Por fim, Charlot (2000) não trata, diretamente, no âmbito da relação com o saber, do processo de avaliação da
aprendizagem. No entanto, se o início de tudo é a proposição de uma questão e o saber é precisamente a solução de tal
questão, segue que a avaliação só pode ser verificar a capacidade do aluno de resolver uma questão similar (uma vez
que a questão original foi resolvida) ou estabelecer conexões do novo saber com o sistema de saberes correlatos. O
último ponto do trabalho docente observado foi de que forma o professor avalia ou tem o “feedback” da apropriação do
saber pelo aluno, que estratégias são utilizadas para essa compreensão.
Na análise da abordagem da relação teoria – prática, os achados de Charlot (2000), indicam que uma aula interessante
é uma aula na qual se estabeleça, em uma forma específica, uma relação com o mundo (o conteúdo), uma relação
consigo mesmo (aula interessante para mim) e uma relação com o outro (o professor). Não há tipos diferentes de saber,
o saber é um só, o que há são relações diferentes com o saber, portanto, teoria e prática são aspectos do mesmo
conteúdo de saber, intimamente relacionados. Sob esse aspecto, o ponto a observar neste tópico é verificar ser a teoria é
tratada como racionalização do real (ressalvada a matemática “pura”), destacando, no entanto suas limitações, em face
de complexidade do mundo.

Resultados e Discussão
O conceito apresentado por Bernard Charlot sobre a relação com o saber permite uma análise abrangente do sucesso e
do fracasso escolar, contribui para uma reflexão sobre a qualidade da educação brasileira e pensar como são diversos e
complexos os aspectos que interferem nessa qualidade.
Segundo o autor para além de uma visão reducionista é preciso perceber o ser humano na sua condição de movimento
em direção à aprendizagem.

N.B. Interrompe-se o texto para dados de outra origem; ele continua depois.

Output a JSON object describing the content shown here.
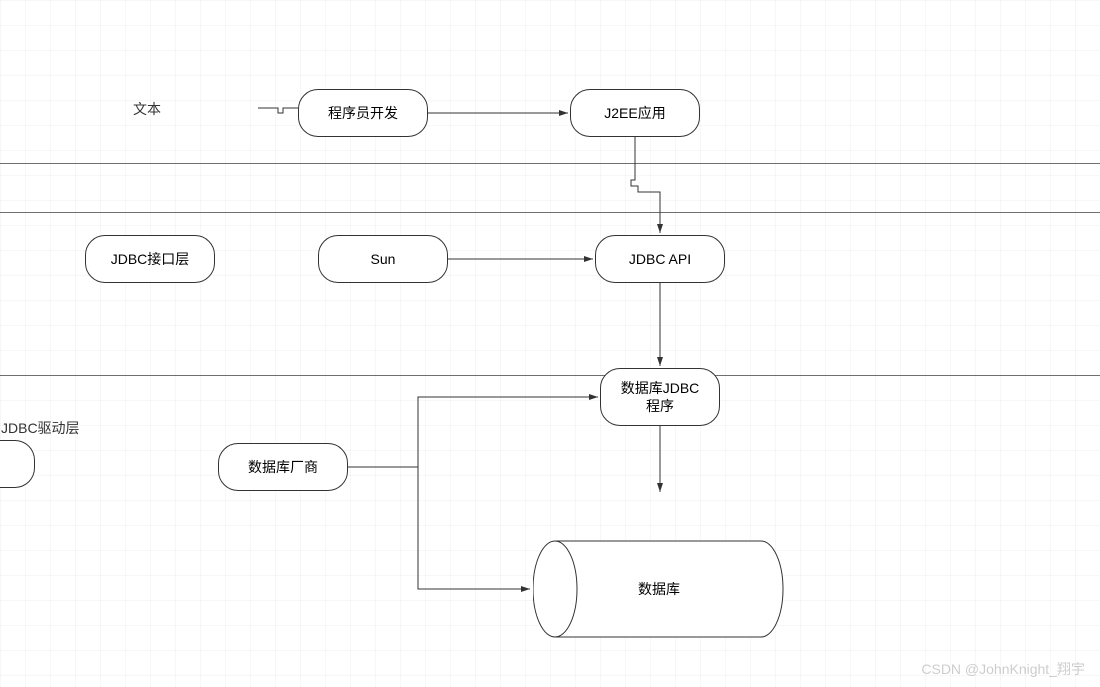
{
  "labels": {
    "text_label": "文本",
    "jdbc_interface_layer": "JDBC接口层",
    "jdbc_driver_layer": "JDBC驱动层"
  },
  "nodes": {
    "programmer_dev": "程序员开发",
    "j2ee_app": "J2EE应用",
    "sun": "Sun",
    "jdbc_api": "JDBC API",
    "db_jdbc_program": "数据库JDBC\n程序",
    "db_vendor": "数据库厂商",
    "database": "数据库"
  },
  "watermark": "CSDN @JohnKnight_翔宇"
}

Tal como afirma Paulo Freire (1987) no livro Pedagogia do Oprimido, também Bernard
Charlot identifica no ser humano sua condição de inconcluso, um ser que está em permanente movimento de vir a ser,
imerso em um processo de aprendizagem contínuo. Enquanto aprendizes, somos todos singulares e mobilizamos
diversos aspectos no processo de ensino e aprendizagem, construímos o conhecimento de forma individual e coletiva,
pois na medida em que cada um é responsável pela construção de seu conhecimento, essa construção acontece na
interação social. A Educação representa esse movimento de construção coletiva e individual, em que um não se dissocia
do outro o que implica dizer que a aprendizagem acontece dentro e fora da escola através de diversas maneiras de
aprender.
Ficou claro nos estudos dos conceitos de Charlot que a mobilização do aluno pelo conhecimento é fator primordial na
garantia do sucesso escolar e, nas observações realizadas em sala de aula esse foi o elemento mais enigmático no que se
refere à forma como o professor abordava o conhecimento com o aluno. Parece que as instituições de educação não
estão dão o devido valor e importância ao motivo pelo qual o aluno está ali na instituição e acabam por utilizar frágeis
estratégias para mobilizar esse interesse. Não defendemos aqui a existência de uma forma única e infalível, mas
indicamos que o conhecimento precisa ser apresentado ao aluno de forma significativa, prazerosa, para que provoque e
mobilize o seu esforço intelectual. Nesse sentido também não pode acontecer do professor colocar o aluno numa
condição imutável de capacidade ou incapacidade para aprender, porque são muitas as variáveis que interferem na
aprendizagem, sendo a qualidade do ensino fator fundamental.
Levando em conta o que foi visto, pode-se considerar que a qualidade do ensino está suportada pelo tripé condições
físicas oferecidas pela escola (instalações, equipamentos didáticos), valorização do docente (formação, remuneração,
treinamento, participação nas decisões da escola) e método de ensino. Esse último pilar tem sido muitas vezes ignorado,
mas é indispensável para o salto de qualidade pretendido. A mudança da relação com o saber, desde a infância,
estimulando-se a curiosidade e o prazer de aprender, a valorização social do conhecimento, a integração entre a teoria e
a prática, a ênfase no processo que leva ao saber-objeto e não no resultado em si, a mudança no sistema de avaliação de
modo a privilegiar a capacidade de extrair conclusões sobre questões reais, a partir do saber adquirido, constituem, a
nosso ver, a base do “novo” ensino.

Referências

BARETTA, Giulia; BOTEGA, Luiz Fernando de Carvalho; BAZZO, Walter Antonio e PEREIRA, Luiz Teixeira do
Vale. O Senhor Feynman Não Estava Brincando: A Educação Tecnológica Brasileira. In XXXIX COBENGE
(Congresso Brasileiro de Educação em Engenharia) 03 a 06 de outubro. Blumenau, Santa Catarina. (2011). Disponível
em: <http://www.abenge.org.br/CobengeAnteriores/2011/sessoestec/art1747.pdf> Acesso em: 11/05/2013.
BRASIL, Instituto Nacional de Estudos e Pesquisas Educacionais Anísio Teixeira Censo da educação básica: 2012 –
resumo técnico. – Brasília : Instituto Nacional de Estudos e Pesquisas Educacionais Anísio Teixeira, 2013.
XIII JORNADA DE ENSINO, PESQUISA E EXTENSÃO – JEPEX 2013 – UFRPE: Recife, 09 a 13 de dezembro.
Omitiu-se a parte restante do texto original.